FIG. 1 is a sectional view of a workpiece obtained by a laser processing apparatus according to the present invention, and FIG. 2 is a configuration diagram of an embodiment of the present invention. 01,02... Part left without processing, 03
...Shoulder, 04...Bottom, 1...
・Drum, 2...Drum movement direction, 3...
...Pattern, 4 ...Manuscript drawing, 5...
...Processed object, 6,10...Light source, 7,1
1... Lens, 8, 15... Red filter, 9... Half mirror, 12, 16...

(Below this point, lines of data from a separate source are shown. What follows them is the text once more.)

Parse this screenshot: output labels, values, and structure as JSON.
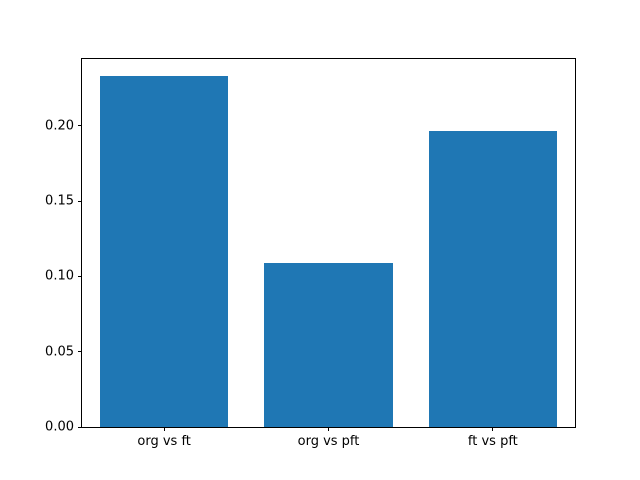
{
  "chart_data": {
    "type": "bar",
    "title": "",
    "xlabel": "",
    "ylabel": "",
    "categories": [
      "org vs ft",
      "org vs pft",
      "ft vs pft"
    ],
    "values": [
      0.233,
      0.109,
      0.197
    ],
    "ylim": [
      0,
      0.2445
    ],
    "yticks": [
      0.0,
      0.05,
      0.1,
      0.15,
      0.2
    ],
    "ytick_labels": [
      "0.00",
      "0.05",
      "0.10",
      "0.15",
      "0.20"
    ],
    "bar_color": "#1f77b4",
    "background_color": "#ffffff",
    "spine_color": "#000000",
    "bar_width_fraction": 0.78,
    "grid": false,
    "legend": null
  }
}
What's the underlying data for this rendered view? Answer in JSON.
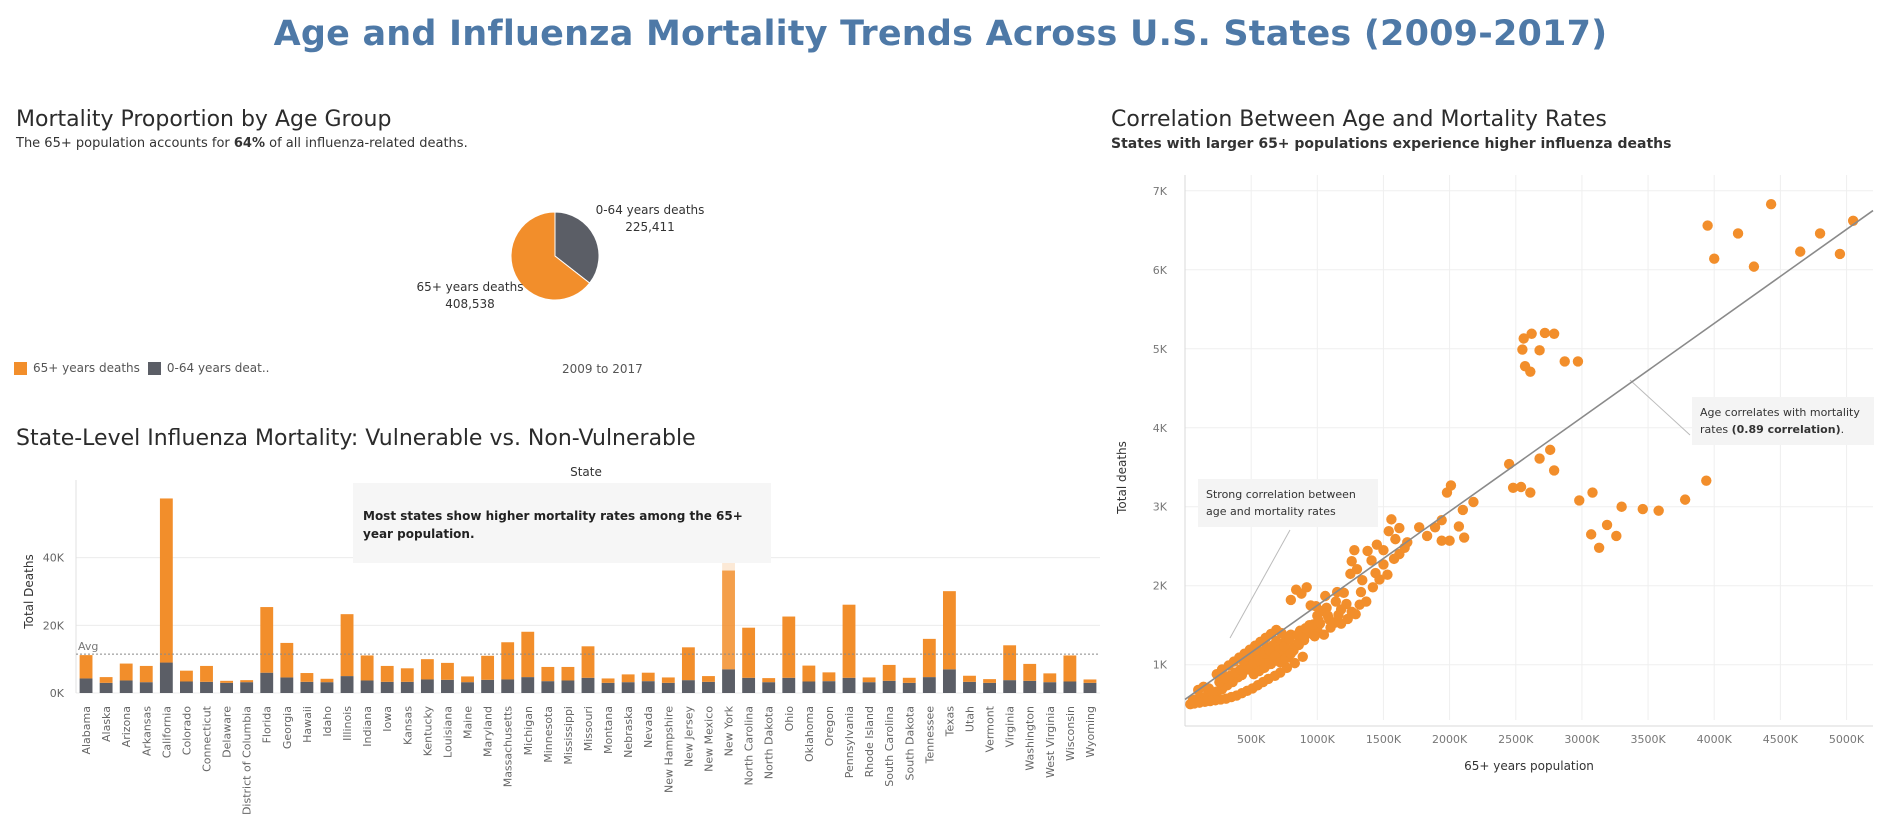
{
  "title": "Age and Influenza Mortality Trends Across U.S. States (2009-2017)",
  "colors": {
    "title": "#4e79a7",
    "orange": "#f28e2b",
    "gray": "#5b5e66",
    "line": "#8a8a8a"
  },
  "pie_panel": {
    "title": "Mortality Proportion by Age Group",
    "subtitle_pre": "The 65+ population accounts for ",
    "subtitle_bold": "64%",
    "subtitle_post": " of all influenza-related deaths.",
    "legend": [
      "65+ years deaths",
      "0-64 years deat.."
    ],
    "period": "2009 to 2017",
    "label_young_name": "0-64 years deaths",
    "label_young_value": "225,411",
    "label_old_name": "65+ years deaths",
    "label_old_value": "408,538"
  },
  "bar_panel": {
    "title": "State-Level Influenza Mortality: Vulnerable vs. Non-Vulnerable",
    "header": "State",
    "ylabel": "Total Deaths",
    "avg_label": "Avg",
    "note": "Most states show higher mortality rates among the 65+ year population."
  },
  "scatter_panel": {
    "title": "Correlation Between Age and Mortality Rates",
    "subtitle": "States with larger 65+ populations experience higher influenza deaths",
    "xlabel": "65+ years population",
    "ylabel": "Total deaths",
    "note1": "Strong correlation between age and mortality rates",
    "note2_pre": "Age correlates with mortality rates ",
    "note2_bold": "(0.89 correlation)",
    "note2_post": "."
  },
  "chart_data": [
    {
      "type": "pie",
      "title": "Mortality Proportion by Age Group",
      "slices": [
        {
          "name": "65+ years deaths",
          "value": 408538
        },
        {
          "name": "0-64 years deaths",
          "value": 225411
        }
      ]
    },
    {
      "type": "bar",
      "stacked": true,
      "title": "State-Level Influenza Mortality: Vulnerable vs. Non-Vulnerable",
      "ylabel": "Total Deaths",
      "ylim": [
        0,
        60000
      ],
      "yticks": [
        0,
        20000,
        40000
      ],
      "ytick_labels": [
        "0K",
        "20K",
        "40K"
      ],
      "avg": 11500,
      "categories": [
        "Alabama",
        "Alaska",
        "Arizona",
        "Arkansas",
        "California",
        "Colorado",
        "Connecticut",
        "Delaware",
        "District of Columbia",
        "Florida",
        "Georgia",
        "Hawaii",
        "Idaho",
        "Illinois",
        "Indiana",
        "Iowa",
        "Kansas",
        "Kentucky",
        "Louisiana",
        "Maine",
        "Maryland",
        "Massachusetts",
        "Michigan",
        "Minnesota",
        "Mississippi",
        "Missouri",
        "Montana",
        "Nebraska",
        "Nevada",
        "New Hampshire",
        "New Jersey",
        "New Mexico",
        "New York",
        "North Carolina",
        "North Dakota",
        "Ohio",
        "Oklahoma",
        "Oregon",
        "Pennsylvania",
        "Rhode Island",
        "South Carolina",
        "South Dakota",
        "Tennessee",
        "Texas",
        "Utah",
        "Vermont",
        "Virginia",
        "Washington",
        "West Virginia",
        "Wisconsin",
        "Wyoming"
      ],
      "series": [
        {
          "name": "0-64 years deaths",
          "values": [
            4300,
            3000,
            3700,
            3200,
            9000,
            3400,
            3300,
            3000,
            3200,
            6000,
            4600,
            3300,
            3200,
            5000,
            3700,
            3300,
            3300,
            4000,
            3900,
            3200,
            3900,
            4000,
            4700,
            3500,
            3700,
            4500,
            3000,
            3200,
            3500,
            3000,
            3800,
            3300,
            7000,
            4500,
            3200,
            4500,
            3400,
            3500,
            4500,
            3200,
            3600,
            3000,
            4700,
            7000,
            3300,
            3000,
            3800,
            3600,
            3200,
            3400,
            3000
          ]
        },
        {
          "name": "65+ years deaths",
          "values": [
            6900,
            1700,
            5000,
            4800,
            48500,
            3200,
            4700,
            600,
            600,
            19400,
            10200,
            2600,
            1000,
            18300,
            7400,
            4700,
            4000,
            6000,
            5000,
            1700,
            7100,
            11000,
            13400,
            4200,
            4000,
            9300,
            1300,
            2300,
            2500,
            1600,
            9700,
            1700,
            29200,
            14800,
            1200,
            18100,
            4700,
            2600,
            21600,
            1400,
            4700,
            1500,
            11300,
            23100,
            1800,
            1100,
            10300,
            5000,
            2600,
            7700,
            1000
          ]
        }
      ]
    },
    {
      "type": "scatter",
      "title": "Correlation Between Age and Mortality Rates",
      "xlabel": "65+ years population",
      "ylabel": "Total deaths",
      "xlim": [
        0,
        5200000
      ],
      "ylim": [
        300,
        7200
      ],
      "xticks": [
        500000,
        1000000,
        1500000,
        2000000,
        2500000,
        3000000,
        3500000,
        4000000,
        4500000,
        5000000
      ],
      "xtick_labels": [
        "500K",
        "1000K",
        "1500K",
        "2000K",
        "2500K",
        "3000K",
        "3500K",
        "4000K",
        "4500K",
        "5000K"
      ],
      "yticks": [
        1000,
        2000,
        3000,
        4000,
        5000,
        6000,
        7000
      ],
      "ytick_labels": [
        "1K",
        "2K",
        "3K",
        "4K",
        "5K",
        "6K",
        "7K"
      ],
      "trendline": [
        [
          0,
          560
        ],
        [
          5200000,
          6750
        ]
      ],
      "points": [
        [
          3950000,
          6560
        ],
        [
          4000000,
          6140
        ],
        [
          4180000,
          6460
        ],
        [
          4300000,
          6040
        ],
        [
          4430000,
          6830
        ],
        [
          4650000,
          6230
        ],
        [
          4800000,
          6460
        ],
        [
          4950000,
          6200
        ],
        [
          5050000,
          6620
        ],
        [
          2560000,
          5130
        ],
        [
          2620000,
          5190
        ],
        [
          2720000,
          5200
        ],
        [
          2790000,
          5190
        ],
        [
          2680000,
          4980
        ],
        [
          2550000,
          4990
        ],
        [
          2870000,
          4840
        ],
        [
          2970000,
          4840
        ],
        [
          2570000,
          4780
        ],
        [
          2610000,
          4710
        ],
        [
          2450000,
          3540
        ],
        [
          2680000,
          3610
        ],
        [
          2760000,
          3720
        ],
        [
          2790000,
          3460
        ],
        [
          2480000,
          3240
        ],
        [
          2540000,
          3250
        ],
        [
          2610000,
          3180
        ],
        [
          2980000,
          3080
        ],
        [
          3080000,
          3180
        ],
        [
          3300000,
          3000
        ],
        [
          3460000,
          2970
        ],
        [
          3580000,
          2950
        ],
        [
          3780000,
          3090
        ],
        [
          3940000,
          3330
        ],
        [
          3070000,
          2650
        ],
        [
          3130000,
          2480
        ],
        [
          3190000,
          2770
        ],
        [
          3260000,
          2630
        ],
        [
          1980000,
          3180
        ],
        [
          2010000,
          3270
        ],
        [
          2100000,
          2960
        ],
        [
          2180000,
          3060
        ],
        [
          2070000,
          2750
        ],
        [
          1940000,
          2830
        ],
        [
          1940000,
          2570
        ],
        [
          2110000,
          2610
        ],
        [
          2000000,
          2570
        ],
        [
          1830000,
          2630
        ],
        [
          1540000,
          2690
        ],
        [
          1560000,
          2840
        ],
        [
          1620000,
          2730
        ],
        [
          1680000,
          2550
        ],
        [
          1770000,
          2740
        ],
        [
          1890000,
          2740
        ],
        [
          1450000,
          2520
        ],
        [
          1500000,
          2450
        ],
        [
          1590000,
          2590
        ],
        [
          1260000,
          2310
        ],
        [
          1280000,
          2450
        ],
        [
          1380000,
          2440
        ],
        [
          1250000,
          2150
        ],
        [
          1300000,
          2210
        ],
        [
          1410000,
          2320
        ],
        [
          1440000,
          2160
        ],
        [
          1200000,
          1910
        ],
        [
          1340000,
          2070
        ],
        [
          1500000,
          2270
        ],
        [
          1030000,
          1680
        ],
        [
          1070000,
          1720
        ],
        [
          1140000,
          1800
        ],
        [
          1220000,
          1770
        ],
        [
          1000000,
          1620
        ],
        [
          1150000,
          1920
        ],
        [
          1180000,
          1700
        ],
        [
          1260000,
          1670
        ],
        [
          1320000,
          1760
        ],
        [
          1370000,
          1800
        ],
        [
          1130000,
          1530
        ],
        [
          1160000,
          1630
        ],
        [
          1020000,
          1520
        ],
        [
          1090000,
          1570
        ],
        [
          940000,
          1500
        ],
        [
          870000,
          1430
        ],
        [
          760000,
          1300
        ],
        [
          800000,
          1380
        ],
        [
          840000,
          1950
        ],
        [
          800000,
          1820
        ],
        [
          920000,
          1980
        ],
        [
          880000,
          1900
        ],
        [
          950000,
          1750
        ],
        [
          990000,
          1740
        ],
        [
          1060000,
          1870
        ],
        [
          750000,
          1280
        ],
        [
          700000,
          1250
        ],
        [
          660000,
          1150
        ],
        [
          620000,
          1220
        ],
        [
          580000,
          1100
        ],
        [
          540000,
          1030
        ],
        [
          500000,
          980
        ],
        [
          470000,
          940
        ],
        [
          430000,
          870
        ],
        [
          400000,
          840
        ],
        [
          360000,
          780
        ],
        [
          320000,
          740
        ],
        [
          280000,
          690
        ],
        [
          240000,
          660
        ],
        [
          200000,
          630
        ],
        [
          160000,
          600
        ],
        [
          120000,
          580
        ],
        [
          80000,
          560
        ],
        [
          60000,
          550
        ],
        [
          100000,
          680
        ],
        [
          140000,
          720
        ],
        [
          180000,
          700
        ],
        [
          210000,
          650
        ],
        [
          260000,
          780
        ],
        [
          300000,
          830
        ],
        [
          340000,
          860
        ],
        [
          380000,
          900
        ],
        [
          420000,
          940
        ],
        [
          460000,
          1000
        ],
        [
          490000,
          1080
        ],
        [
          530000,
          1120
        ],
        [
          560000,
          1170
        ],
        [
          610000,
          1080
        ],
        [
          650000,
          1010
        ],
        [
          690000,
          1300
        ],
        [
          730000,
          1400
        ],
        [
          780000,
          1090
        ],
        [
          820000,
          1180
        ],
        [
          860000,
          1250
        ],
        [
          900000,
          1310
        ],
        [
          960000,
          1390
        ],
        [
          1000000,
          1440
        ],
        [
          1050000,
          1380
        ],
        [
          890000,
          1100
        ],
        [
          830000,
          1020
        ],
        [
          770000,
          960
        ],
        [
          720000,
          900
        ],
        [
          680000,
          860
        ],
        [
          630000,
          820
        ],
        [
          590000,
          780
        ],
        [
          550000,
          740
        ],
        [
          510000,
          700
        ],
        [
          470000,
          670
        ],
        [
          430000,
          640
        ],
        [
          390000,
          610
        ],
        [
          350000,
          590
        ],
        [
          310000,
          570
        ],
        [
          270000,
          560
        ],
        [
          230000,
          550
        ],
        [
          190000,
          540
        ],
        [
          150000,
          530
        ],
        [
          110000,
          520
        ],
        [
          70000,
          510
        ],
        [
          40000,
          500
        ],
        [
          240000,
          880
        ],
        [
          280000,
          940
        ],
        [
          330000,
          990
        ],
        [
          370000,
          1040
        ],
        [
          410000,
          1090
        ],
        [
          450000,
          1140
        ],
        [
          490000,
          1190
        ],
        [
          530000,
          1240
        ],
        [
          570000,
          1290
        ],
        [
          610000,
          1340
        ],
        [
          650000,
          1390
        ],
        [
          690000,
          1440
        ],
        [
          520000,
          880
        ],
        [
          560000,
          920
        ],
        [
          600000,
          960
        ],
        [
          640000,
          1010
        ],
        [
          700000,
          1050
        ],
        [
          740000,
          1100
        ],
        [
          780000,
          1160
        ],
        [
          820000,
          1220
        ],
        [
          860000,
          1280
        ],
        [
          900000,
          1350
        ],
        [
          940000,
          1420
        ],
        [
          980000,
          1360
        ],
        [
          1100000,
          1470
        ],
        [
          1180000,
          1520
        ],
        [
          1230000,
          1580
        ],
        [
          1290000,
          1640
        ],
        [
          1330000,
          1920
        ],
        [
          1420000,
          1980
        ],
        [
          1470000,
          2080
        ],
        [
          1530000,
          2140
        ],
        [
          1580000,
          2340
        ],
        [
          1620000,
          2400
        ],
        [
          1660000,
          2480
        ],
        [
          620000,
          1180
        ],
        [
          660000,
          1240
        ],
        [
          710000,
          1180
        ],
        [
          750000,
          1230
        ],
        [
          790000,
          1320
        ],
        [
          850000,
          1380
        ],
        [
          910000,
          1460
        ],
        [
          970000,
          1510
        ],
        [
          1010000,
          1560
        ],
        [
          1080000,
          1620
        ],
        [
          440000,
          1050
        ],
        [
          480000,
          1100
        ],
        [
          520000,
          1020
        ],
        [
          560000,
          1060
        ],
        [
          600000,
          1140
        ],
        [
          640000,
          1180
        ],
        [
          680000,
          1110
        ],
        [
          720000,
          1030
        ],
        [
          760000,
          1080
        ],
        [
          800000,
          1140
        ]
      ]
    }
  ]
}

... Blue filter nose, 13 ... Condensing lens, 14 ... Half mirror, 17, 18 ...
...Photoelectric converter, 19...Processing circuit, 20
...Identification function, 21...Power control function, 22...CO.

Claims (1)

[Claims] 1. two circular light beams that are distinguishable from each other, one narrow and the other wide, and coaxial; a means for scanning a manuscript drawing with the two light beams; two sets of photoelectric converters that separate and separately receive the light scattered or reflected by the manuscript image; a CO_2 laser capable of modulating the output power in at least three stages;
A workpiece to be processed by the output beam from the O_2 laser, and means for scanning the relative positional relationship between the workpiece and the CO_2 laser in synchronization with the scanning of the original drawing by the two light beams; Judging the outputs of the two sets of photoelectric converters, when the thin light beam irradiates the part of the original drawing that should be left unprocessed, the output of the CO_2 laser is minimized, and the thick light beam is in the part to be processed on the original drawing, the output of the CO_2 laser is maximized, and even a part of the thick light beam irradiates the part of the original drawing that should be left unprocessed, and the above-mentioned It is characterized by comprising a processing circuit having an identification function and a power control function to set the output of the CO_2 laser to an intermediate power when the narrow light beam is not irradiating the part to be left unprocessed. Laser processing equipment.